Para Jung, determinadas situações passam de geração a geração como se fossem verdades absolutas, sem que se saiba a origem e as razões de seu surgimento. Justamente por serem aceitas pelo humano no decorrer dos tempos é que se tornam predisposições latentes que virão a tona quando o indivíduo confronta-se com experiências reais.
Em Mednicoff[10] vê-se que “o homem nasce com predisposição para pensar, sentir, perceber e agir de maneiras específicas.
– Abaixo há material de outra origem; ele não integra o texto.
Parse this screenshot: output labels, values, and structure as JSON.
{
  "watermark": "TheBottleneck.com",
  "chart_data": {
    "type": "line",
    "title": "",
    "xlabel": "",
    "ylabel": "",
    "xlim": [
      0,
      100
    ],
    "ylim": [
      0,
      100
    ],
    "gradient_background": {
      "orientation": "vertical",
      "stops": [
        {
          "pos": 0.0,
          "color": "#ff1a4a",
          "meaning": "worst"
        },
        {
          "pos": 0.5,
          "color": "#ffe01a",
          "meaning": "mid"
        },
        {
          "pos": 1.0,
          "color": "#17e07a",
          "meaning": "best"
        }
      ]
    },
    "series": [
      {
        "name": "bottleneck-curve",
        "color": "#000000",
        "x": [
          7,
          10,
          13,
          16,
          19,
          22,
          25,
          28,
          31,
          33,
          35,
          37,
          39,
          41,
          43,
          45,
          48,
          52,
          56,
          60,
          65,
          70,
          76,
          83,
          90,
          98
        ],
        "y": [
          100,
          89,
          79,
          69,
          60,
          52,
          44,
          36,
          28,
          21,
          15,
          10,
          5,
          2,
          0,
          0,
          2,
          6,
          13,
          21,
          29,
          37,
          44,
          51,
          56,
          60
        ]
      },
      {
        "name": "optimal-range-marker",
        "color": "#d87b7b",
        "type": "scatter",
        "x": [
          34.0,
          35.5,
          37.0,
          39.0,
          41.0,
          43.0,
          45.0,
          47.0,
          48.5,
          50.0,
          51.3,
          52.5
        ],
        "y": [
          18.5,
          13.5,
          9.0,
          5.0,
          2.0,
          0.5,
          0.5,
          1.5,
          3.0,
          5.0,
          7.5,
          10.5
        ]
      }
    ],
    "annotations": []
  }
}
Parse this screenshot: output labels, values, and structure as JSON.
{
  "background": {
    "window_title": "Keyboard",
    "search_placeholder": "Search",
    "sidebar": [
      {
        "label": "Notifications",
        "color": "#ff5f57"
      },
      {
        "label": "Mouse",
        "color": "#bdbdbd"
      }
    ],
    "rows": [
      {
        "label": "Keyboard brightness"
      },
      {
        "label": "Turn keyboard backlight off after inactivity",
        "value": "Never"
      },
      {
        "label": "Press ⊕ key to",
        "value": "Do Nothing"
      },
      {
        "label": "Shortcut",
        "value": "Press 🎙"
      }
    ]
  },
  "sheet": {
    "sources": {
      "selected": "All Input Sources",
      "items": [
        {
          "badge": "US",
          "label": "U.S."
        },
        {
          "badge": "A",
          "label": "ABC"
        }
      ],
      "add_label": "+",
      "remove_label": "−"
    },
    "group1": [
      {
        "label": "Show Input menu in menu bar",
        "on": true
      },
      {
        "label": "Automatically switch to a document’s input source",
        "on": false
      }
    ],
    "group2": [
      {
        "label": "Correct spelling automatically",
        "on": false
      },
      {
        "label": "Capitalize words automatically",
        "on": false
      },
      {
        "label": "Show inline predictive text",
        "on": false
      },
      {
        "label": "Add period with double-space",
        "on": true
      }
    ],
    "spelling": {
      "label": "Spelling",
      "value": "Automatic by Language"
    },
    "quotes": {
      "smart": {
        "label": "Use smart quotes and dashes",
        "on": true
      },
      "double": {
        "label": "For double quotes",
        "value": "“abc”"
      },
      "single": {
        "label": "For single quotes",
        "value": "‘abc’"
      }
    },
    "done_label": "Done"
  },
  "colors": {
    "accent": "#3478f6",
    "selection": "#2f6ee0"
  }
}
O desenvolvimento e a expressão de suas predisposições, ou imagens latentes, dependem inteiramente das experiências vividas pelo indivíduo”.
Seria o inconsciente coletivo, então, aquelas ideias e conceitos preconcebidos pelo senso comum coletivo e que não comportam uma análise genética (de sua origem), pois são “verdades” (re) passadas de geração a geração sem que se entenda a motivação e a razão daquela “verdade”.
Deve-se distinguir o inconsciente pessoal do inconsciente coletivo. O pessoal é formado por conteúdos que foram, em certo momento, conscientes, enquanto os conteúdos do inconsciente coletivo “jamais foram conscientes no período de vida de um indivíduo, e acabam refletindo os processos arquetípicos”[11], o que significa dizer que mesmo não tendo sido conscientes, os conteúdos do inconsciente coletivo são repassados de geração a geração e se exteriorizam através de comportamentos, os quais refletem-se por meio dos arquétipos.
Quando pensamos em Deus logo nos vem a mente a imagem de uma figura masculina. Mas você já se questionou o porquê deste pensamento? Não se sabe nem mesmo se a Divindade tem forma humana, ou se ela constitui-se de luz, fonte de energia… Caso tenha forma humana (contornos de um corpo físico como o nosso, o que não se crê), terá a Divindade sexo? Será homem ou mulher?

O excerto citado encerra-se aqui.